Cuando concilian los une la idea de que: 1) tienen que jugar juntos porque enfrentan al bicho en el mismo terreno y el mejor recurso para ayudar al peronismo que administra Buenos Aires los tiene el gobierno macrista de la ciudad; 2) tienen que caminar por un desfiladero cercado por posiciones extremas de uno y otro lado, los duros y blandos de una y otra fuerza. Le cuesta menos a Horacio, más a Alberto, que es el eslabón débil de la coalición con Massa y Cristina.

A medida que pasa el tiempo, el presidente parece ceder fuerza ante sus aliados. A Cristina le tolera órdenes de esa jefatura de gabinete paralela que es la vicepresidencia. Desde allí se dan órdenes a funcionarios para que retiren acciones contra ella en la Oficina Anticorrupción, o que se pidan libertades domiciliarias, medidas que Alberto no revierte y de las que dice se entera por los diarios. Debe tolerar que ella fatigue los teléfonos con instrucciones a Axel Kicillof, a quien también enloquecen las consignas cruzadas, e incurre en pasos de comedia conmovedores.

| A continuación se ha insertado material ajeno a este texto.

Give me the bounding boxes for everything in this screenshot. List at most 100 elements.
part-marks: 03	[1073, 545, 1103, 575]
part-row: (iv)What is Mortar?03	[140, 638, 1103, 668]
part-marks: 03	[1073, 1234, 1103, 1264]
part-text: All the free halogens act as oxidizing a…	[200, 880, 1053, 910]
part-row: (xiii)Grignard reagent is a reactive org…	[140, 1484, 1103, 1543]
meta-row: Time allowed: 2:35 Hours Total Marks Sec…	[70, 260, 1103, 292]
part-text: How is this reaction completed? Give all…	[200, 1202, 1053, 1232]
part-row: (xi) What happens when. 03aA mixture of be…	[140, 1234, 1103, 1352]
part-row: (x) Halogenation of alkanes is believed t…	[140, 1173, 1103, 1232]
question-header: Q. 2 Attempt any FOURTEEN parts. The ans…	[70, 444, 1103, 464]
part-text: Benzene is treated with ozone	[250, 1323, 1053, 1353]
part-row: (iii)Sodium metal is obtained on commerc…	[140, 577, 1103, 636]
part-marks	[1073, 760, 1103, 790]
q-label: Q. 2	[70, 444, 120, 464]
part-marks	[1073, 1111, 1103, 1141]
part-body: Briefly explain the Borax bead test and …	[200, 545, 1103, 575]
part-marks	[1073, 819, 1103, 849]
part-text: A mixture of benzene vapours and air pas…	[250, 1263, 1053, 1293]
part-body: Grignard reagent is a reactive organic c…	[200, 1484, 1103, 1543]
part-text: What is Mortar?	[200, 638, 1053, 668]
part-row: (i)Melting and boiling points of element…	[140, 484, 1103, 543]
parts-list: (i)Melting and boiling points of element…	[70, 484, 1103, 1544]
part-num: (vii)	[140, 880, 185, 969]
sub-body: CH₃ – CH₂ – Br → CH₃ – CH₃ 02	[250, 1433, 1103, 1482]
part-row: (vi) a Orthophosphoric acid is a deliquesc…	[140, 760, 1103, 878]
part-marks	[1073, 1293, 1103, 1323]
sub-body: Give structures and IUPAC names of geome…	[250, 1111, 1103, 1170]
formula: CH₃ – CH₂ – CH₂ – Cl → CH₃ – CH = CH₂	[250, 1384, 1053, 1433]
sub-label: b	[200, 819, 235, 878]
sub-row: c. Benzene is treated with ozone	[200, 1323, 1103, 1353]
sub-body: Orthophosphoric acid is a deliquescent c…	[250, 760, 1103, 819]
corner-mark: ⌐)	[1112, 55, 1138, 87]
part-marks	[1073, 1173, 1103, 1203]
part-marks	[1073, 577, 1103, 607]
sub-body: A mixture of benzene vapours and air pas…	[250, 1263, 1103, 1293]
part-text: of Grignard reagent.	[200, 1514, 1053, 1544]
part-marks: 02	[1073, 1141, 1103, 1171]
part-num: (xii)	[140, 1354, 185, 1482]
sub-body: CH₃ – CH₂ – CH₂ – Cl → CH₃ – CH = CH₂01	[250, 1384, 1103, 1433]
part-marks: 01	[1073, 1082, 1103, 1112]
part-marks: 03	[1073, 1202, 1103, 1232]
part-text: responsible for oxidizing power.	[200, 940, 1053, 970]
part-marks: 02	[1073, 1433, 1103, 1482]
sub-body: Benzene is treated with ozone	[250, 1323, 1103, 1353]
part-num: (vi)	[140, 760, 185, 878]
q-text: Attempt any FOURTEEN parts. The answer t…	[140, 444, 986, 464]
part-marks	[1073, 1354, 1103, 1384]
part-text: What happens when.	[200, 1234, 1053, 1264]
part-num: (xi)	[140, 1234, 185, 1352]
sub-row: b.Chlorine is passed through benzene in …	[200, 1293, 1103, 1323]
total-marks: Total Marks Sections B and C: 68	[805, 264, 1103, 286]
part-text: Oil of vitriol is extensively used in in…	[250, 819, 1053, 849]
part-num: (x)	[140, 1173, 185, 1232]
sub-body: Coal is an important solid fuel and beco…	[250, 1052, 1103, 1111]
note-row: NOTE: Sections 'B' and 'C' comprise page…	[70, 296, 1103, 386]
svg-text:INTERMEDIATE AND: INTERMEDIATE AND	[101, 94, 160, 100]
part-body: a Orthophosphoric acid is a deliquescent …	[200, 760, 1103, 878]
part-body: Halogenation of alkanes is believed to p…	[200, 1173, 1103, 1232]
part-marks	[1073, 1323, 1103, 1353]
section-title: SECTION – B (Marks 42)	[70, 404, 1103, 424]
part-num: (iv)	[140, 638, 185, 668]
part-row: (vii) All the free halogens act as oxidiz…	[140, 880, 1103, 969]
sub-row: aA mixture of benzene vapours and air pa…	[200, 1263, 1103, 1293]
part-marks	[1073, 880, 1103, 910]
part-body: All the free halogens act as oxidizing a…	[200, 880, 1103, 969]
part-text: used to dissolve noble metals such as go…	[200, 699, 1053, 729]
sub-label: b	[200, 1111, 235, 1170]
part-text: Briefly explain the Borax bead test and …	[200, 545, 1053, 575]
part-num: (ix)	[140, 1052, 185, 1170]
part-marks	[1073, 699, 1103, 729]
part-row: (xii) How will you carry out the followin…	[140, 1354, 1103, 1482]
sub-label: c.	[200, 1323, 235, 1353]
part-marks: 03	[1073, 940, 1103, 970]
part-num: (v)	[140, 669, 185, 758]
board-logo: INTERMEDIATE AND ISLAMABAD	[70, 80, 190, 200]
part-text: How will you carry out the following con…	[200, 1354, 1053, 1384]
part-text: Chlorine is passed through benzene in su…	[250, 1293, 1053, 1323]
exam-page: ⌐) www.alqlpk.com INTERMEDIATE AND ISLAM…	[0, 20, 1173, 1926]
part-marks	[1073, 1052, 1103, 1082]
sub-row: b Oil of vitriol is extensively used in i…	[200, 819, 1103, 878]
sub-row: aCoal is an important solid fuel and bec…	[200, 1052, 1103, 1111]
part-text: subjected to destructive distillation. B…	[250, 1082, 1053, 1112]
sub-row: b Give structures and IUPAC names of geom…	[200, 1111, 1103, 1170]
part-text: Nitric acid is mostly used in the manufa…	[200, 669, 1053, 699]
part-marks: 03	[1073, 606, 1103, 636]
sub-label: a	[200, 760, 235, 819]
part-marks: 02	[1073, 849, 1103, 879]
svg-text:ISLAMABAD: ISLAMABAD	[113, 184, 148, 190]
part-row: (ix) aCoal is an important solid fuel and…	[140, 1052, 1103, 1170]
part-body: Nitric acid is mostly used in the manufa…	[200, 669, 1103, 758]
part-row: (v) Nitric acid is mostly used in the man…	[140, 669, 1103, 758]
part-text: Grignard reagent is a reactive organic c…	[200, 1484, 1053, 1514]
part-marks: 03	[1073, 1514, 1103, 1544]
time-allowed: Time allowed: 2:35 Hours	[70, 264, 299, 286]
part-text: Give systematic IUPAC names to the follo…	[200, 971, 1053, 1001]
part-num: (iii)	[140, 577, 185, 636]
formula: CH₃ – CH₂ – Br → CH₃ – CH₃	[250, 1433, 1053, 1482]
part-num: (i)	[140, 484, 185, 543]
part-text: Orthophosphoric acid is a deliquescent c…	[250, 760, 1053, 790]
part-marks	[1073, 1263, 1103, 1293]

Por ejemplo, cuando desmintió que los barrios pobres provean los muertos en la lucha contra a peste, argumento que había desarrollado nada menos que el jefe de gabinete Santiago Cafiero. ¿Era necesario? Esas escenificaciones son estremecedoras. Larreta es un político disfrazado de funcionario municipal, Alberto y Kicillof son dos funcionarios disfrazados de políticos, condición que no tienen. De esos tres porteños depende la salud y la economía de los argentinos.

Larreta es el fundador de lo que fue el macrismo antes de reclutar a Macri, y conduce hoy el distrito más importante de su fuerza, con alianzas que contienen contradicciones que sólo un líder puede contener - Vidal vs. Monzó, Carrió vs. Lousteau. Alberto y Alex son dos profesores convocados a la función pública, con votos prestados, tienen que ejercer de políticos sin serlo. Son punto, no banca. Larreta es banca. Como docentes, confían en la improvisación y por eso hablan largo, distraídos y confusos. ¿Alguien entendió las especulaciones estadísticas de Kicillof sobre la peste en la conferencia del jueves? ¿A quién le hablaba? No se le entendió nada.